We identified single copy genes across 29 angiosperm genomes. A significant negative correlation was found between the number of duplicate blocks and the number of single copy genes. We found that a considerable number of single copy genes are located in organelles, showing a preference for binding and catalytic activity. The analysis of effective number of codons (Nc) illustrates that single copy genes have a stronger codon bias than non-single copy genes in eudicots. The relative high expression level of single copy genes was partially confirmed by the RNA-seq data, rather than the Codon Adaptation Index (CAI). Unlike in most other species, a strongly negatively correlation occurs between Nc and GC3 among single copy genes in grass genomes. When compared to all non-single copy genes, single copy genes indicate more conservation (as indicated by Ka and Ks values). But our alternative splicing (AS) results reveal that selective constraints are weaker in single copy genes than in low copy family genes (1–10 in-paralogs) and stronger than high copy family genes (>10 in-paralogs). Using concatenated shared single copy genes, we obtained a well-resolved phylogenetic tree. With the addition of intron sequences, the branch support is improved, but striking incongruences are also evident. Therefore, it is noteworthy that inclusion of intron sequences seems more appropriate for the phylogenetic reconstruction at lower taxonomic levels.

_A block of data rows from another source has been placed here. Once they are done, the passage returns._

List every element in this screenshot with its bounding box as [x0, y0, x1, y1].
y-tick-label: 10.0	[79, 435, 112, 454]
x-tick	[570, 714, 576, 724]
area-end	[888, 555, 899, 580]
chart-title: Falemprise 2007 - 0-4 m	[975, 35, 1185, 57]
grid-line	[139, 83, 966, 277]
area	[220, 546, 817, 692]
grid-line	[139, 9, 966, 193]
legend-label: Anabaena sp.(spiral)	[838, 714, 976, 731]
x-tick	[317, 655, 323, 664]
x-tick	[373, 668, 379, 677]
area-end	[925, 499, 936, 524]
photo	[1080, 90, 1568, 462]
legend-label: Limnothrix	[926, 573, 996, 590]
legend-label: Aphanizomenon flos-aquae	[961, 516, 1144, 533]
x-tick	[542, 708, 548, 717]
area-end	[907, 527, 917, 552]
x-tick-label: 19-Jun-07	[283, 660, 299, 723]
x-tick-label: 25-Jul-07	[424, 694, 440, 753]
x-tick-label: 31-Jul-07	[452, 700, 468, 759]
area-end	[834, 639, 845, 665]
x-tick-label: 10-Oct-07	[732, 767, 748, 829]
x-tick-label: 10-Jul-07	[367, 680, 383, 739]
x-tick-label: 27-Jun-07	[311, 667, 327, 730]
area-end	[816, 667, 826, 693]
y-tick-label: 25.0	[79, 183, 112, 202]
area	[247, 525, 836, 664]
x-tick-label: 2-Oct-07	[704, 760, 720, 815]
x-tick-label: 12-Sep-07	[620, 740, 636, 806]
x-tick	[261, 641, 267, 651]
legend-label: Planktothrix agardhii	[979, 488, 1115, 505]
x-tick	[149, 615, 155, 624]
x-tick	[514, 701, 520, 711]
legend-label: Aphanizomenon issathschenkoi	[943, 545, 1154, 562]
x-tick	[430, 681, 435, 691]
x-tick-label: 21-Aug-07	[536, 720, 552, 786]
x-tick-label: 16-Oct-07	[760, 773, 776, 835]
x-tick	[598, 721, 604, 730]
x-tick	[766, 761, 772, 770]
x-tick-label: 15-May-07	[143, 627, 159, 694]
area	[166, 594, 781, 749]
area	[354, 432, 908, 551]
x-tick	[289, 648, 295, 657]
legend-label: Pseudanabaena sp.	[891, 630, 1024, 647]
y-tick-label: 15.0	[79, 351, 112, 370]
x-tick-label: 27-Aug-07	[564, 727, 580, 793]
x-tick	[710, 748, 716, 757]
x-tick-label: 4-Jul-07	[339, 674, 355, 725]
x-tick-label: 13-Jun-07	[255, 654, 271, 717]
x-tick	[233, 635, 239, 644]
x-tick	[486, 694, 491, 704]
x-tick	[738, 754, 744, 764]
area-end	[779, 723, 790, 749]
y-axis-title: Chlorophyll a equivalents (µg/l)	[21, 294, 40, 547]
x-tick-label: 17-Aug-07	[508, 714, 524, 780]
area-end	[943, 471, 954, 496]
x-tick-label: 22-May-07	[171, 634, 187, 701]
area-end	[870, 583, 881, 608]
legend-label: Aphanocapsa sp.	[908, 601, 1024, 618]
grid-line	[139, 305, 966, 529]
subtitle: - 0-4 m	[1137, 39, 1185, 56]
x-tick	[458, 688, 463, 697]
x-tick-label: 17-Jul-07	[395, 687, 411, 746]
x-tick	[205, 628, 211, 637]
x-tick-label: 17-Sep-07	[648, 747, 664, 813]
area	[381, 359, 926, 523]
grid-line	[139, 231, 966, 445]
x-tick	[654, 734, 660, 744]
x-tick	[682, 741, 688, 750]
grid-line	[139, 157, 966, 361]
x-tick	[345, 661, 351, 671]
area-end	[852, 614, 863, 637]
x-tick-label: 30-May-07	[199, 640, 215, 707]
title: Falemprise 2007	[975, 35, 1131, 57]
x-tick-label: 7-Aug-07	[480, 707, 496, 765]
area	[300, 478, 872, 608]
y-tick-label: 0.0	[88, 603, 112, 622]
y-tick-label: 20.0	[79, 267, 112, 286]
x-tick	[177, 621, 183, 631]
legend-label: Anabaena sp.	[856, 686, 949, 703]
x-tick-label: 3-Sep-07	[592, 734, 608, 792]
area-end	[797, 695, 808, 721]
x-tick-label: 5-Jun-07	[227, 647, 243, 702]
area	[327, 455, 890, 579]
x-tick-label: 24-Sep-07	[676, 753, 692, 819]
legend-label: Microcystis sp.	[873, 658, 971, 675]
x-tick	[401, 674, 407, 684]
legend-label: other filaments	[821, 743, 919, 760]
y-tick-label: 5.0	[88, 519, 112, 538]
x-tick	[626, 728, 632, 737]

Our analysis provides insight into the evolutionary characteristics of single copy genes across 29 angiosperm genomes. The results suggest that there are key differences in evolutionary constraints between single copy genes and non-single copy genes. And to some extent, these evolutionary constraints show some species-specific differences, especially between eudicots and monocots. Our preliminary evidence also suggests that the concatenated shared single copy genes are well suited for use in resolving phylogenetic relationships.